Re: [Scst-devel] SCST backend device activation problems : scst_translate_lun:FLAG SUSPENDED set, s

SourceForge Headquarters 1320 Columbia Street Suite 310 San Diego, CA 92101 +1 (858) 422-6466

Vlad,

Here are my logs from both source and destination node following a manual
failover attempt launched at 03h04:46. Hope it will tell you something... 

In the meantime, I've investigated a couple of things :
- I did reduce to 16 the QueuedCommands parameter on my targets (Not
possible from my vSphere4.1 initiators, requires v5 so I did it from my RA
agent) and I feel its better. I see more Abort stuffs if I reset it back to
32. But the "FLAG SUSPENDED set, skipping" persists.

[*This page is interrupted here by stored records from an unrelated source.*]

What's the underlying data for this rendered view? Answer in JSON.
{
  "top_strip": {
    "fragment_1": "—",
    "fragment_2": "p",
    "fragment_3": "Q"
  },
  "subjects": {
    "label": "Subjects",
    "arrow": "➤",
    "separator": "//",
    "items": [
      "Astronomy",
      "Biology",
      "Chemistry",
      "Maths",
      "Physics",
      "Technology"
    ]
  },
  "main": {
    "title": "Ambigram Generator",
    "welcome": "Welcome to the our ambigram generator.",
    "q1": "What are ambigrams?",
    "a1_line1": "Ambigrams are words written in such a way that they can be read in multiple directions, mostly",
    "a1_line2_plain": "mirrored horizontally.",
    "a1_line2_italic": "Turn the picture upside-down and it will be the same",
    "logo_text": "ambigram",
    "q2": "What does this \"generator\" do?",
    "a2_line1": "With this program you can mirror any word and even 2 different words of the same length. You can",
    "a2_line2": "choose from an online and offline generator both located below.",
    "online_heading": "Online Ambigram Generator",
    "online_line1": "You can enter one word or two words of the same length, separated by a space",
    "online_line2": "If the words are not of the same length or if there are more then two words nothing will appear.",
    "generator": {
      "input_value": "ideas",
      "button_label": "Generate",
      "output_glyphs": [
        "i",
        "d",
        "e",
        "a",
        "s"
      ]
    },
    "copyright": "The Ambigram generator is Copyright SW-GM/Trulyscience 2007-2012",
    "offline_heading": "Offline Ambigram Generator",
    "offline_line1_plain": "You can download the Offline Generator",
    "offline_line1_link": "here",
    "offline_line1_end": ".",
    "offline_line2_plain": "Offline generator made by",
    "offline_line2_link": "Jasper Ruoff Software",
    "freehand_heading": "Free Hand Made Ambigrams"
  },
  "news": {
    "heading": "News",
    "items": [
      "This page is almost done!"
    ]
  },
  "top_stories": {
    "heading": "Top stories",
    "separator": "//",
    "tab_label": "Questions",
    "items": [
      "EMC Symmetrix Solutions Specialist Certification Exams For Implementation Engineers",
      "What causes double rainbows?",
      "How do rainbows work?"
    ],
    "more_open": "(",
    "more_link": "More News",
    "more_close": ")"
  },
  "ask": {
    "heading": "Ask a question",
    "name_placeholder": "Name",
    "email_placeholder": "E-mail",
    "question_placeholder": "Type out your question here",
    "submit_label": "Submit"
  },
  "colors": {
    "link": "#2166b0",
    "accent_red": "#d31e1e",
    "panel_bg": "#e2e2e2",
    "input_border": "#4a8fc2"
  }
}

Even if I lower it even
more down to 8.
- I noticed that in Patricks sample implementation, he provides block device
files (i.e. /dev/drbd0) to the vdisk_fileio handler. And after checking
that, I found out that I had done the same thing. Today I have "reshaped" 3
of my 4 targets, so I now have 3 regular files as backend devices (XFS
filesystem) but still 1 /dev DRBD backend. 
Must I consider using device files in a fileio context is a mistake ?
Patricks samples are public, and some way I thought that if it had turned to
be a problem, somebody would have complained ? Don't know... Anyhow, using
regular files can do no harm, right?

Well, all in all none of these 2 changes did make things better, failover is
still manual AND painfull!
Apart from that, I start having doubts on my RA agent especially after your
reply, it starts smelling timing issue. Is there one I could trust fairly
blindly out there ? I've read somebody saying one was included in the SCST
bits, but I must have searched in the wrong place, obviously nothing such in
my scst or iscsi-scst 2.2.0 directories...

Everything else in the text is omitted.